Итак, если воспользоваться авторскими образными метафорами пророка Исайи то сионизмом у него должно назвать то, что имеет особую ценность для сочленения во всеединство членов рассеянного еврейского племени, и одновременно служит призывом для планетарного Всеединства народов, а эта двойственность возможна в силу того, что сионизм развился из заботы о монотеистическом Боге. Еврейский историк С. Дубнов считал вселенский аспект определяющим и единственным в воззрении пророка Исайи и отрицал на этом основании самозначимость сионизма как такового: «Пророк развивает ту мысль, что Иегова есть не только Бог еврейского народа, но и Бог всего мира, направляющий судьбы всех людей.
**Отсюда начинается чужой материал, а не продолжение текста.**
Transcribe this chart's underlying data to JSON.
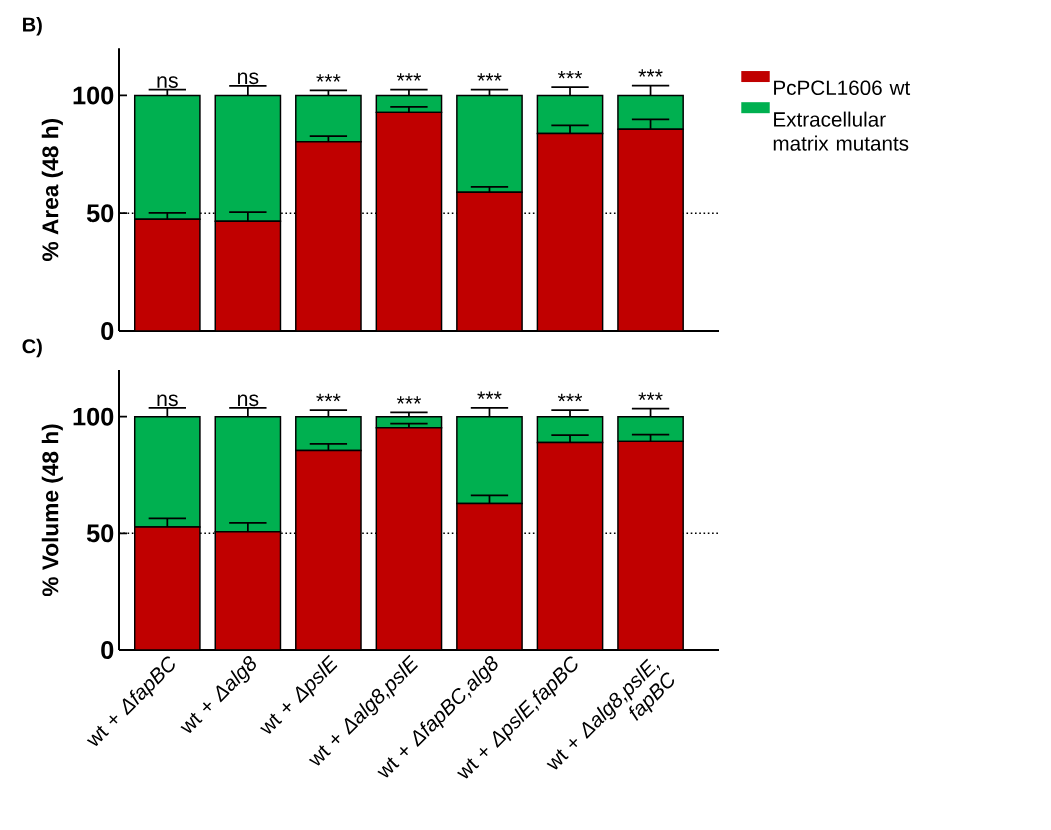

Еврейский народ есть только избранник Божий, призванный открыть другим народам истинную веру и осуществить идеалы высшей правды на земле. Этот „избранник“ должен был терпеть муки и гонения, но он, в конце концов, восторжествует: он будет „светочем для народов“, знаменосцем истины для всего человечества» (1997, c. 199). В этой декларации несложно усмотреть потуги на высокомерное превосходство еврейства в глобальном аспекте, что служит откровенной фальсификацией идеала сионизма в первоавторстве пророка Исайи. Еврейский народ никому ничего не должен, а тем более он не должен терпеть «муки и гонения», которые есть упрек другим, но никак не заслуга ему; еврейский народ должен только одно: помышлять о себе и своем Боге. Но особенность здесь такова, что еврейская забота обладает вселенским эхом, а потому еврейская духовность непременно отзывается в слезах мира, во всей их святой чистоте.